The intimacy between religion and sport reflects the tide of us-versus-them religiosity. Of course during the Confederations Cup it was not just footballers sporting their religion, but fans were shown praying, pleading, with their gods to be on the side of their team. Here in Egypt talk of football is very wrapped up in the will of Allah. When Egypt won a match against Italy, the streets of Cairo were lit with excitement and supporters were interviewed by television reporters praising Allah for the victory. The victory against the football giant Italy was sure evidence that God is on their side.

And what if your team loses? Is God no longer on your side? One of the great Egyptian intellectuals of the 20th century, Farag Foda, bemoaned the rise of Islamic fundamentalism in Egypt in the 1980s and once lamented the raising of the Quran (instead of the trophy) by a basketball captain and argued that the Quran is not a flag or banner to be waved. Foda was later assassinated for his harsh criticism of rising fundamentalism.

Since Farag Foda's death there has not been a public intellectual as critical of the rise of Islamic fundamentalism in Egypt. A reason is that not only has the rise of fundamentalism been on a steady upward trajectory since his time, but in many ways it has become mainstreamed into religious discourse. In a recent article on "The rotten-state of Egypt," Robert Fisk sharply criticizes the new religious façade (of appearances determining one's religious devotion) and its implications in deep societal corruption. What was once a rising trend Farag Foda commented on has now become the main face of religiosity in Egypt.

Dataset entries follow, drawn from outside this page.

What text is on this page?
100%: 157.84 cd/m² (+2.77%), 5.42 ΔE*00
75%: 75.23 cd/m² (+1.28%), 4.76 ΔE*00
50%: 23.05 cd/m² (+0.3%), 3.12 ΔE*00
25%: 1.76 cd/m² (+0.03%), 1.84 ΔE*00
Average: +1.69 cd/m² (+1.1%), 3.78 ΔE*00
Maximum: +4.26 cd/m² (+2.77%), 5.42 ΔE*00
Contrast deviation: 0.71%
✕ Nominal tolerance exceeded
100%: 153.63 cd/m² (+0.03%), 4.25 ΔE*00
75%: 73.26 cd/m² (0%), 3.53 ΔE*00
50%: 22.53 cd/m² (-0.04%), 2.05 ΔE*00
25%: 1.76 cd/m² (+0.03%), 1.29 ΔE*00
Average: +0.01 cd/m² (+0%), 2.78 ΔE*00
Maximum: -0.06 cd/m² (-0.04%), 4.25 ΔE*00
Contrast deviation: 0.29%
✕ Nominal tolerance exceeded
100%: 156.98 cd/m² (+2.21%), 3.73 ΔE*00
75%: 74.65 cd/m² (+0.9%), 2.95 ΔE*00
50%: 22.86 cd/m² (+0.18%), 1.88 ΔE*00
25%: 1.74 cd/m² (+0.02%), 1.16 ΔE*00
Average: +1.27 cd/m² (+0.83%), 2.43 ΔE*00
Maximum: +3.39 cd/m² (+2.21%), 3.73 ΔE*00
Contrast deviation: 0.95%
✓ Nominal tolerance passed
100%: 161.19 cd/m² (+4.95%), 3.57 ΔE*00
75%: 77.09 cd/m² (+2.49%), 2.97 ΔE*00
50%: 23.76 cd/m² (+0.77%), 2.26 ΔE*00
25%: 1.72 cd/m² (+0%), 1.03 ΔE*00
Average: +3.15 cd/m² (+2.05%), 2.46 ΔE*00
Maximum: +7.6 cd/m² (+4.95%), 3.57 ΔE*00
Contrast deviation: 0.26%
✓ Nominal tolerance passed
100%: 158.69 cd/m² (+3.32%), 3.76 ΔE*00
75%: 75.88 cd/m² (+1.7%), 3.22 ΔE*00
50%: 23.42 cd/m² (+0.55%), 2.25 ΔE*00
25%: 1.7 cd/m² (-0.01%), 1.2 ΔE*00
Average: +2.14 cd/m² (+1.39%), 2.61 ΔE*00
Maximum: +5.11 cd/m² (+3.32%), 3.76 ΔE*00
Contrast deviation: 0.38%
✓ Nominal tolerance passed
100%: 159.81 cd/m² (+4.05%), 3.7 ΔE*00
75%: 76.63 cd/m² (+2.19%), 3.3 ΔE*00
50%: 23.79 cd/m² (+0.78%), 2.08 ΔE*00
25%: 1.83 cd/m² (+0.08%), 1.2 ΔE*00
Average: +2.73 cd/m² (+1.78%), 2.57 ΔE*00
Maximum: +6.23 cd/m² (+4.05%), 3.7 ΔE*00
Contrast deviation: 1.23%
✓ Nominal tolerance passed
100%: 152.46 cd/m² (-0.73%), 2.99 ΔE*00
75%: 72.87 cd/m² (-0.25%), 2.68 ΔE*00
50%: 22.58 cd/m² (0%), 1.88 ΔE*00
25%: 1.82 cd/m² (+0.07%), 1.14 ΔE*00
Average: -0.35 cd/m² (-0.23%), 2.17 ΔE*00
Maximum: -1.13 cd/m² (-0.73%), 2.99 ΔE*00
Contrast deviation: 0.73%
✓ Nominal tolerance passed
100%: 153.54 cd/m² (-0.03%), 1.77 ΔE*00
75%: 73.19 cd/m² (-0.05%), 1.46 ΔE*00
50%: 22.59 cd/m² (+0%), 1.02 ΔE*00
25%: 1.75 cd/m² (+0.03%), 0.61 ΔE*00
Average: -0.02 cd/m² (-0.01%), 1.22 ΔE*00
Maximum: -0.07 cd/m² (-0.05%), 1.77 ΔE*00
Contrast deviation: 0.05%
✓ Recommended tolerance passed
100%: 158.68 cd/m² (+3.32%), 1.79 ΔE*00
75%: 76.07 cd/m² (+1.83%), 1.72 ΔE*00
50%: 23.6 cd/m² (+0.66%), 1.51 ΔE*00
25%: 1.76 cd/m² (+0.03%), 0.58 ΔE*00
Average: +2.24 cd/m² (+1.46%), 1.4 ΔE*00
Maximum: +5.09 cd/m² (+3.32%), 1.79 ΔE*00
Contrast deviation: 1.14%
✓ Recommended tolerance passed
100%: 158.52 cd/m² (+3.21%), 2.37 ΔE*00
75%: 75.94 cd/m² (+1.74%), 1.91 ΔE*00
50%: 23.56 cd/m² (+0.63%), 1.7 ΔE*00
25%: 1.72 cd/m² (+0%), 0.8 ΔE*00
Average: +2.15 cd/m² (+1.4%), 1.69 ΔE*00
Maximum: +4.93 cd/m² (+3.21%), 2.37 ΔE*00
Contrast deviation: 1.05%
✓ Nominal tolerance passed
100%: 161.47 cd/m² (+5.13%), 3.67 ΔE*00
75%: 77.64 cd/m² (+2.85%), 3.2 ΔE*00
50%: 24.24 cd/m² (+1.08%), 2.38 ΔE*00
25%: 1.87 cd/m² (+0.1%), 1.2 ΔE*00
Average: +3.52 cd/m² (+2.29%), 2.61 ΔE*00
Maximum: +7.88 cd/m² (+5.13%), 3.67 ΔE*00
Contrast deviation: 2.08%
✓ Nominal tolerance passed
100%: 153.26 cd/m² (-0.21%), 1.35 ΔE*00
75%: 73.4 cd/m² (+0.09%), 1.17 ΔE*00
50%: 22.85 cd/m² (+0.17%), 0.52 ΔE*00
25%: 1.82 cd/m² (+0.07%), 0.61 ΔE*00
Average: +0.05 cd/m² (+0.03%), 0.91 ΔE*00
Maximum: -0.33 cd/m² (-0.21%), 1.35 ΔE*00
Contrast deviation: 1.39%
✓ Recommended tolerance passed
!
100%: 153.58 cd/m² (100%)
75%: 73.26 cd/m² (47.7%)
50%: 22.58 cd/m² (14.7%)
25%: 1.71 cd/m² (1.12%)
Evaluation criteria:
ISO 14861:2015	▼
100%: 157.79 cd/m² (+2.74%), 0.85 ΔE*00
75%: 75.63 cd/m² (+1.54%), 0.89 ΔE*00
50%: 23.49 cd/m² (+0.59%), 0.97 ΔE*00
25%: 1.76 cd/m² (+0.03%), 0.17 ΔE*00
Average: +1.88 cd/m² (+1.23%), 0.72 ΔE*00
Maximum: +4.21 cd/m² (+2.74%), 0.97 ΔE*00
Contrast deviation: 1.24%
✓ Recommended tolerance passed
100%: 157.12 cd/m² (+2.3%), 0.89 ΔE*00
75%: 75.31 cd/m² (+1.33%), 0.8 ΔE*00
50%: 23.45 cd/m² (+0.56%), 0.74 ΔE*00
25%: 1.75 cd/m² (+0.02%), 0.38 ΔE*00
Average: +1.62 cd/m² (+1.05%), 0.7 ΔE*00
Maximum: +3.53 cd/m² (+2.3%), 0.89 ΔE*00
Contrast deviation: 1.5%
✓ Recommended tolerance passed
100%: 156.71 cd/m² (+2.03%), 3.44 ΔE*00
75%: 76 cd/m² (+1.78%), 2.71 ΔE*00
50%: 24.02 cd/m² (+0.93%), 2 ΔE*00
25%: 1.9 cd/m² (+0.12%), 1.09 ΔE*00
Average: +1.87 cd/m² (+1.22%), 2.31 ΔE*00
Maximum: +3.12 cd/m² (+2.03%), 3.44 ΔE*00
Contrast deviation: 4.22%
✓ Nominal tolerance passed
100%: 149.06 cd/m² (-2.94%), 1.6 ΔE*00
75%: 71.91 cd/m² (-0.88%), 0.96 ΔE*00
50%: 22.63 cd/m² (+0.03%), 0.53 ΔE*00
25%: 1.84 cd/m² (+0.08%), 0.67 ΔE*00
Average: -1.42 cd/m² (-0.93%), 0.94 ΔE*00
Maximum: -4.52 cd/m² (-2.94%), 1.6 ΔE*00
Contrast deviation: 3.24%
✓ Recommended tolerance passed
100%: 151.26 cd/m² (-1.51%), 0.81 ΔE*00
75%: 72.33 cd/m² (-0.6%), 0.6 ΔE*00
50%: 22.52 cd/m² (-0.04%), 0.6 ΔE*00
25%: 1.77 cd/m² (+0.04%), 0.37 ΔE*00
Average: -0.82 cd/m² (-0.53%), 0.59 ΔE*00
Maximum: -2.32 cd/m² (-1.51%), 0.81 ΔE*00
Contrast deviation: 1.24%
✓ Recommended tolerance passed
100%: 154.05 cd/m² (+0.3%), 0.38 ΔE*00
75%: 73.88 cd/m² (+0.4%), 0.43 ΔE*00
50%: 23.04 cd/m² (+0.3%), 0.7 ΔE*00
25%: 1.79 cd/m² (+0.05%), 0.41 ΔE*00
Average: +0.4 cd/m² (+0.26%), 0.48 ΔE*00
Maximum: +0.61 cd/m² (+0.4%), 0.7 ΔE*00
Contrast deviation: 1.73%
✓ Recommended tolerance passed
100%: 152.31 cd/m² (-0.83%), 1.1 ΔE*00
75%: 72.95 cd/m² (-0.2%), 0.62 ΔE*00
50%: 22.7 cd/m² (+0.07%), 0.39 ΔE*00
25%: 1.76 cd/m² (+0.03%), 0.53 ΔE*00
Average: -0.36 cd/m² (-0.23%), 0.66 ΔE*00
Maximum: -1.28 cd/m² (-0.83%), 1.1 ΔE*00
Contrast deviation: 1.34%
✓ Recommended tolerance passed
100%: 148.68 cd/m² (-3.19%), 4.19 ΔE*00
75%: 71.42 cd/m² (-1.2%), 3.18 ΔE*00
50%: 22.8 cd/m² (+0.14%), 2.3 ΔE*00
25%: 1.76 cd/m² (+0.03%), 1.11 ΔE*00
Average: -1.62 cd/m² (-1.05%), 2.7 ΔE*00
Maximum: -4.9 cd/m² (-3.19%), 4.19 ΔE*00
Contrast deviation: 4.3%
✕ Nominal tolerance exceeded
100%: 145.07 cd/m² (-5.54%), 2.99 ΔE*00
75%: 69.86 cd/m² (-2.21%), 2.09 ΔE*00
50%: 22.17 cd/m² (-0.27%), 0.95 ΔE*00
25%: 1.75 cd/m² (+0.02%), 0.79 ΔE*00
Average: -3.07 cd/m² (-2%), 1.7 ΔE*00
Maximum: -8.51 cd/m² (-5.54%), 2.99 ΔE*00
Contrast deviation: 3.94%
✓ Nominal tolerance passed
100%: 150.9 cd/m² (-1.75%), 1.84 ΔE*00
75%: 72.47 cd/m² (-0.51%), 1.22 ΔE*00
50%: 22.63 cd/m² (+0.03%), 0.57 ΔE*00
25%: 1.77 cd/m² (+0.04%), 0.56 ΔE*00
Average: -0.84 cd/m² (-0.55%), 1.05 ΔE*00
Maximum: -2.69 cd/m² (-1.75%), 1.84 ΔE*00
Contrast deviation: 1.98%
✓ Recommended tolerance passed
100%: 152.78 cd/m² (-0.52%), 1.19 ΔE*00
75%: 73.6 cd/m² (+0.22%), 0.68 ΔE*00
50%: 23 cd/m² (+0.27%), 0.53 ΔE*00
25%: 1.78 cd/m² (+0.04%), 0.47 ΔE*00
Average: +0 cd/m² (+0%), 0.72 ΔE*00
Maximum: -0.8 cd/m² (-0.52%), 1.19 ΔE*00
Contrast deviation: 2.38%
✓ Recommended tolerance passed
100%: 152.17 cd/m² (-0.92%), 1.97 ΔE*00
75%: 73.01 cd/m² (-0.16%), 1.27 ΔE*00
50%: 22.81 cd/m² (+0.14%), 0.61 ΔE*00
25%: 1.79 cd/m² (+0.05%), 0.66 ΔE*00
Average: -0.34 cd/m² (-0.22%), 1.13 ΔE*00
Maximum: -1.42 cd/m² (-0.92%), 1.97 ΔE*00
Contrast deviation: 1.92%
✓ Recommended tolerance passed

Religiosities of personal commitment, devotion, contemplation, love and compassion, commitment to justice are being sufficiently overwhelmed by a type of religiosity that is exclusionary, self-congratulatory and competitive. And indeed what other religious trends might we expect in such a competitive world – and one between very unequal players? Perhaps the world of football is one of the few competitive realms in which Egypt can beat Italy, Brazil can be the champion of the world and the little ones have a shot to go to the World Cup. Yet again, commercialization of football as of life has led to very definite and often predictable winners and losers. If God is on your side, it doesn’t matter how much you lose.